Reliability for Cosmos DB continuous backup depends on backup mode selection, latest restorable timestamp, regional backup availability, restore drills, application cutover planning, and clear recovery ownership. Define the expected failure mode before production use, including what happens during regional incidents, throttling, expired credentials, schema drift, blocked network paths, or restore activity. Monitor health, latency, request units, errors, retry rate, backlog, and stale-data indicators rather than trusting a single success message. Test rollback, restore, failover, replay, or reprocessing steps where they apply. A reliable runbook names the owner, required evidence, escalation path, and point where rollback is safer than live repair. Retest after meaningful platform, schema, identity, or region changes.

Performance

Performance for Cosmos DB continuous backup is measured through restore duration, latest restorable timestamp lag, recovered account validation time, application cutover time, and post-restore read and write latency. Tune only after confirming the real bottleneck, because identity, networking, client retries, partition choice, query shape, consistency, or quota can mimic platform slowness.

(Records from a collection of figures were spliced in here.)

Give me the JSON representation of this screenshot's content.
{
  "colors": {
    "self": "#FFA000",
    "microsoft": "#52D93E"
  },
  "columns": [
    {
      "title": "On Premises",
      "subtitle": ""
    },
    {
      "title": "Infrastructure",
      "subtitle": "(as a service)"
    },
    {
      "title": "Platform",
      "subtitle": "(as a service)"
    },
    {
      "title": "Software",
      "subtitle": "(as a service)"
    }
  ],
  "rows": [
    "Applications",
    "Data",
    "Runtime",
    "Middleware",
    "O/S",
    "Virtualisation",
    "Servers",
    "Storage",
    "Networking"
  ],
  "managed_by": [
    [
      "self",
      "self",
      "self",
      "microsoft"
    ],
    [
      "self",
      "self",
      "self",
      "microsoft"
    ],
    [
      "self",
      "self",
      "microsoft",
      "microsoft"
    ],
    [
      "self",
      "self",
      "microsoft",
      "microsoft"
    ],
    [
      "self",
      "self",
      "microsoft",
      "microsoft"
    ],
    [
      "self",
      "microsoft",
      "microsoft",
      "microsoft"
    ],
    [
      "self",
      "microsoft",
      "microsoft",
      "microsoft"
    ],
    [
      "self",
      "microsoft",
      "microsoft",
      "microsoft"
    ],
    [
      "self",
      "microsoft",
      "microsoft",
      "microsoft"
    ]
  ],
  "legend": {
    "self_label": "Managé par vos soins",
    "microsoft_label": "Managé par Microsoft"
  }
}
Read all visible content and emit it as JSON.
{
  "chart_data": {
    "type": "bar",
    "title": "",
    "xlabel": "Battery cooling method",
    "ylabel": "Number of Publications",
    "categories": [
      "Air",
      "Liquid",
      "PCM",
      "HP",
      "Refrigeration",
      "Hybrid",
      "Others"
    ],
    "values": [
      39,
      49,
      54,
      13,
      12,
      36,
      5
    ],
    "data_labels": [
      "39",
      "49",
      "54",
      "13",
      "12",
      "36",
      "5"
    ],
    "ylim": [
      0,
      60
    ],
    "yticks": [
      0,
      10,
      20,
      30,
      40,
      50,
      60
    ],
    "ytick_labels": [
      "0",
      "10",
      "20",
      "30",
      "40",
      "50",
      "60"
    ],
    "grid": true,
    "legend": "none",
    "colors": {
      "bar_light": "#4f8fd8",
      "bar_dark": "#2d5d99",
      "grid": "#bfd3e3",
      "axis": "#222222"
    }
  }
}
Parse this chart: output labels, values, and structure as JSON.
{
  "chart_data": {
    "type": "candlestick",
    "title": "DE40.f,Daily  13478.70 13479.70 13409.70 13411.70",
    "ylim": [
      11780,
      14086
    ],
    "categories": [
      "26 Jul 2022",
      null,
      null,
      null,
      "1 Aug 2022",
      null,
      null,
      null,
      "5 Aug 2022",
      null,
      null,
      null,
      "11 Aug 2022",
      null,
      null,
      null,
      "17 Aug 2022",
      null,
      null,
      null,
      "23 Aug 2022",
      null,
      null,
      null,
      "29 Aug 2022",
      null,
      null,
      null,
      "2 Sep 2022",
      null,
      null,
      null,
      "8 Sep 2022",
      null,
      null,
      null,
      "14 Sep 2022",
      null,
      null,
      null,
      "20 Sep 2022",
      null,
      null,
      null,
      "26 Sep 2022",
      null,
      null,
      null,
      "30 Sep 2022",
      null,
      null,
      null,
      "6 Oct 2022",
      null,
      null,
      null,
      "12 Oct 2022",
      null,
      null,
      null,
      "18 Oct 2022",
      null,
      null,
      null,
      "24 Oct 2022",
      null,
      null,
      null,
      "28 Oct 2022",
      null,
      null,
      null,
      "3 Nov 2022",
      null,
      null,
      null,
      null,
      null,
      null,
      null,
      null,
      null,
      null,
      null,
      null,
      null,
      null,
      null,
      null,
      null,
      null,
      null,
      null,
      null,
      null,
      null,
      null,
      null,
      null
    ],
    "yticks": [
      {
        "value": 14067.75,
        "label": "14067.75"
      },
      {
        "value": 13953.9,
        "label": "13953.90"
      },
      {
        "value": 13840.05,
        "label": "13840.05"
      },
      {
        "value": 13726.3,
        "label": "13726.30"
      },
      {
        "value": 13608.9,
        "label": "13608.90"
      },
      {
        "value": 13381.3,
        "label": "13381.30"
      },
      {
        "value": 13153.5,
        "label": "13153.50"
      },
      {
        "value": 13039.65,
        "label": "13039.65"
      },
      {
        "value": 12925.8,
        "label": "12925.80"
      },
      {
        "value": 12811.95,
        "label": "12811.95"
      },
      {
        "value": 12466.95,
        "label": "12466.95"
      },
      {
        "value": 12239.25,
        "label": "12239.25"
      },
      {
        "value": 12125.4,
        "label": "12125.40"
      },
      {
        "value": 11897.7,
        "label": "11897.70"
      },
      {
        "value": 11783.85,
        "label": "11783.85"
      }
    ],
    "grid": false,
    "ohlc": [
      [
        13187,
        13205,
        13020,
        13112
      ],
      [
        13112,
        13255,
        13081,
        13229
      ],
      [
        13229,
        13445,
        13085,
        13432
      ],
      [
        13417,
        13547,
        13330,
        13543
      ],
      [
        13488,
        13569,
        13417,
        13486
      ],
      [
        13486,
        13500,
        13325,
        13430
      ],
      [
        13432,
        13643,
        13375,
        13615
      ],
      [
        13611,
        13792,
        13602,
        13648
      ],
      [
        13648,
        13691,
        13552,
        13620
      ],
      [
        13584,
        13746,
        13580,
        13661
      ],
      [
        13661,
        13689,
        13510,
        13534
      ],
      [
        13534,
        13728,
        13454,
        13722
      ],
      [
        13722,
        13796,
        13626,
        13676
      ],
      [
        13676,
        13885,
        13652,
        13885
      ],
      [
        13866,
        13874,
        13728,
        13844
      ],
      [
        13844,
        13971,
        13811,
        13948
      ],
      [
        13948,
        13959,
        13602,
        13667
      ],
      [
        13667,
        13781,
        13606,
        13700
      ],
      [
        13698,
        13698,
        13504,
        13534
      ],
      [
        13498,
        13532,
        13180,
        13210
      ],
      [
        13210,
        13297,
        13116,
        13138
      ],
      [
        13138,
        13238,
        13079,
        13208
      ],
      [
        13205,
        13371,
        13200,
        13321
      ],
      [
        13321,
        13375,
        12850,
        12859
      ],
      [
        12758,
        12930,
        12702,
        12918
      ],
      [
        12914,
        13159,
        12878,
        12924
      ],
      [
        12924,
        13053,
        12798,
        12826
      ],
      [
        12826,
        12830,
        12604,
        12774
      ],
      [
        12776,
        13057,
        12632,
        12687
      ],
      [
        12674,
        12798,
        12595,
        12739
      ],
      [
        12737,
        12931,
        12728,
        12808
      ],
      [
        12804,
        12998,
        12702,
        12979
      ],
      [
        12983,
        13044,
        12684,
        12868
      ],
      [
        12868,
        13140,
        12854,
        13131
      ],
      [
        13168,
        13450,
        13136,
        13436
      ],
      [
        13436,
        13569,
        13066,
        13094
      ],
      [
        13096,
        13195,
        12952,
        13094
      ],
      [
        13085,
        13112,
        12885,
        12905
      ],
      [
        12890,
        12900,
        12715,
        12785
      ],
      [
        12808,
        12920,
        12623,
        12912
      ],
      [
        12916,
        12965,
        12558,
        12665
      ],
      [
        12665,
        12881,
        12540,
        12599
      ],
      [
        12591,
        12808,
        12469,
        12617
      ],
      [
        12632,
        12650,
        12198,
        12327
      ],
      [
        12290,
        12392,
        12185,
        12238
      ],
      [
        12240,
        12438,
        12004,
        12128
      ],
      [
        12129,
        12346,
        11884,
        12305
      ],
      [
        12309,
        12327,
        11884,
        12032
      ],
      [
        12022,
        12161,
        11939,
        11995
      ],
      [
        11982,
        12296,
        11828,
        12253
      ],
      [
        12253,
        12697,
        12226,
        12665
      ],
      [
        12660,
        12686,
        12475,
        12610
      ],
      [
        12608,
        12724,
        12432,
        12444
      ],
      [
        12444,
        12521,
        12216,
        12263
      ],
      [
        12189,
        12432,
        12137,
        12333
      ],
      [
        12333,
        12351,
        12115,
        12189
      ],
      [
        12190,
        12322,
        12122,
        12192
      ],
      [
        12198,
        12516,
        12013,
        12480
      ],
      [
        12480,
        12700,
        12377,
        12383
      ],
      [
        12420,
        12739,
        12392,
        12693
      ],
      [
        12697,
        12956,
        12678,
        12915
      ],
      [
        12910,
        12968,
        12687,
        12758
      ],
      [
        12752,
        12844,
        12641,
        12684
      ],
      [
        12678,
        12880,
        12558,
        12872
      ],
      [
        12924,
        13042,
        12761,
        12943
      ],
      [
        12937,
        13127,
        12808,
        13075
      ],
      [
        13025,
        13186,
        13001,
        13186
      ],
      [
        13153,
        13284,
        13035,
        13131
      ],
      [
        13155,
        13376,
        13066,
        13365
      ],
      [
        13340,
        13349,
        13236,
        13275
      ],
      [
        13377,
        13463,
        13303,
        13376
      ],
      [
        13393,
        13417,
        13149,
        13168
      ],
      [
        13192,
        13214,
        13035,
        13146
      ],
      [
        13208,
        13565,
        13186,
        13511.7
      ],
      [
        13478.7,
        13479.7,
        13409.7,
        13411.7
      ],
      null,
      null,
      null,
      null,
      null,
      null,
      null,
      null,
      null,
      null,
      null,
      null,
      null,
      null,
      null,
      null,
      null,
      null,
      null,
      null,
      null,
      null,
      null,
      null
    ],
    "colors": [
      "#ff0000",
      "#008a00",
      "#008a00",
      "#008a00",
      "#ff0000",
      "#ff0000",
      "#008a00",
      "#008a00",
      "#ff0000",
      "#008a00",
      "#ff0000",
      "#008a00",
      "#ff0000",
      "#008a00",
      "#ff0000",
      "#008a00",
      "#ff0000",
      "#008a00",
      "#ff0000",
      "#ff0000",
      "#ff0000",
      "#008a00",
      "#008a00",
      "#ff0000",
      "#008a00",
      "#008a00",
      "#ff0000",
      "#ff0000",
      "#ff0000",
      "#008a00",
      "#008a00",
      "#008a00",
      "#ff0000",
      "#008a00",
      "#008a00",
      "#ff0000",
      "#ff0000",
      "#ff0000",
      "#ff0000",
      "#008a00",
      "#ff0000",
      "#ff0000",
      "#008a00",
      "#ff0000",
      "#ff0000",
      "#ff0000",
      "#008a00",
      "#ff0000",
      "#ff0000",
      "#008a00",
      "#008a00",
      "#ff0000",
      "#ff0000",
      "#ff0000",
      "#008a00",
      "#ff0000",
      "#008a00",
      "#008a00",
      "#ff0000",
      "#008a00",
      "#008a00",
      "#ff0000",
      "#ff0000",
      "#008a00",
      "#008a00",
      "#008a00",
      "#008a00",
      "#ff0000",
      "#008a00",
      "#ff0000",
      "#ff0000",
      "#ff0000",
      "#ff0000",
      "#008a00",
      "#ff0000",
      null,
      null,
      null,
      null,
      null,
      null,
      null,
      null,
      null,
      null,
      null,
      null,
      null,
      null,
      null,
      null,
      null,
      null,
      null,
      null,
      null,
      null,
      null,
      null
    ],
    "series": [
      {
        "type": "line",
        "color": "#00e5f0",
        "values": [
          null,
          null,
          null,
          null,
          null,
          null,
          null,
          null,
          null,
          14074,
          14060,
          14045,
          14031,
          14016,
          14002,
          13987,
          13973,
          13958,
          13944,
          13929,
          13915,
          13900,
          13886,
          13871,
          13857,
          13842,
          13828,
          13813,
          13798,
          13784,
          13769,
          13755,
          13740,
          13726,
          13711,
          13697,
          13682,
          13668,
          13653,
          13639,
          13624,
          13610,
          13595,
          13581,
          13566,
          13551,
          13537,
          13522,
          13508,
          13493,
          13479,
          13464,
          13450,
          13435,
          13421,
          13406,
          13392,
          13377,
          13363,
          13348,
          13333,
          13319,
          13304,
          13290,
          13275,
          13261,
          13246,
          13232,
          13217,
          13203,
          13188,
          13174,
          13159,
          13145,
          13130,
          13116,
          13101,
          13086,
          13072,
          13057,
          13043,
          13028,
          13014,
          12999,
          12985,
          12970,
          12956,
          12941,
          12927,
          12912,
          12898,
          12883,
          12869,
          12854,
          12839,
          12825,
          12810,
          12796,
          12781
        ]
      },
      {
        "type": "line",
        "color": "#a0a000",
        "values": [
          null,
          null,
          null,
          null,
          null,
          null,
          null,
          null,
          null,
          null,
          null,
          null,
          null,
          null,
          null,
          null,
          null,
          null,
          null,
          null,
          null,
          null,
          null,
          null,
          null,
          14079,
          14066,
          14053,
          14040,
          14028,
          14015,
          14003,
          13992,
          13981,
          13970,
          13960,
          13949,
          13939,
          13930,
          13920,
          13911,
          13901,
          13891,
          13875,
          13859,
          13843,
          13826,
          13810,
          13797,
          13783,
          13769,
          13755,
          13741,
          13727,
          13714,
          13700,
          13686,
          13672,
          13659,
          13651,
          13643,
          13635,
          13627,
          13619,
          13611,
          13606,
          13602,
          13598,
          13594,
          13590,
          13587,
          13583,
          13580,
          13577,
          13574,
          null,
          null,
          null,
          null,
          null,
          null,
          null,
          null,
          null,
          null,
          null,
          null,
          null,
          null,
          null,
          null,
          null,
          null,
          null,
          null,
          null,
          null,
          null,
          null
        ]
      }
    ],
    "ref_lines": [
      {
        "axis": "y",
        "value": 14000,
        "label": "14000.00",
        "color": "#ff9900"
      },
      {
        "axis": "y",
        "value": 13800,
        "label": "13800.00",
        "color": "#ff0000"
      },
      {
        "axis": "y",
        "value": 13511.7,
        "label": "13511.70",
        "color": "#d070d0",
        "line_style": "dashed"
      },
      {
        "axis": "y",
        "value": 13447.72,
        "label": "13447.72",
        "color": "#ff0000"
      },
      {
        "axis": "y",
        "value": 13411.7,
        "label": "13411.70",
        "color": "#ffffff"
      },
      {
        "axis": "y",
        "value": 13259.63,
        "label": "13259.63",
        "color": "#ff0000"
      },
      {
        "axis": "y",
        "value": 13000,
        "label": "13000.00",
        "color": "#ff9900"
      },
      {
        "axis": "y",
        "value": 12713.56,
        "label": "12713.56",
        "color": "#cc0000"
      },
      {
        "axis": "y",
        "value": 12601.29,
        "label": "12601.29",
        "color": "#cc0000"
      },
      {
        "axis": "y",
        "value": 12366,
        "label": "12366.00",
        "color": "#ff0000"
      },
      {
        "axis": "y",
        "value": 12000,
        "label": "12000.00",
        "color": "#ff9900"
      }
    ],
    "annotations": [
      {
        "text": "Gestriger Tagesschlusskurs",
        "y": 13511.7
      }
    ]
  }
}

Use baseline metrics before and after every significant change. Test peak load, failure recovery, and representative data rather than happy-path samples. A good performance plan states the target, measurement window, acceptable tradeoff, and rollback trigger so speed improvements do not damage reliability, security, or cost control. Keep the accepted baseline with the change record.

Operations

Operationally, Cosmos DB continuous backup needs documented restore drills, timestamp capture procedures, restorable-resource checks, owner approvals, and a cleanup plan for restored accounts. Keep portal location, CLI discovery commands, dashboards, alerts, IaC source, change history, and support ownership close to the runbook. Capture before-and-after evidence with tenant, subscription, resource group, region, owner, timestamp, and environment. Separate read-only inspection from mutating or destructive actions so responders do not improvise under pressure. Good operations make the term searchable, auditable, and explainable across engineering, support, security, and finance handoffs. Store evidence where incident responders can find it without developer access or tribal knowledge during high-pressure incidents.

Common mistakes

  • Starting restore work without an exact UTC timestamp from logs or incident notes.
  • Assuming every API, region, or resource supports the same restore workflow.
  • Forgetting that restored data may require separate security review before application cutover.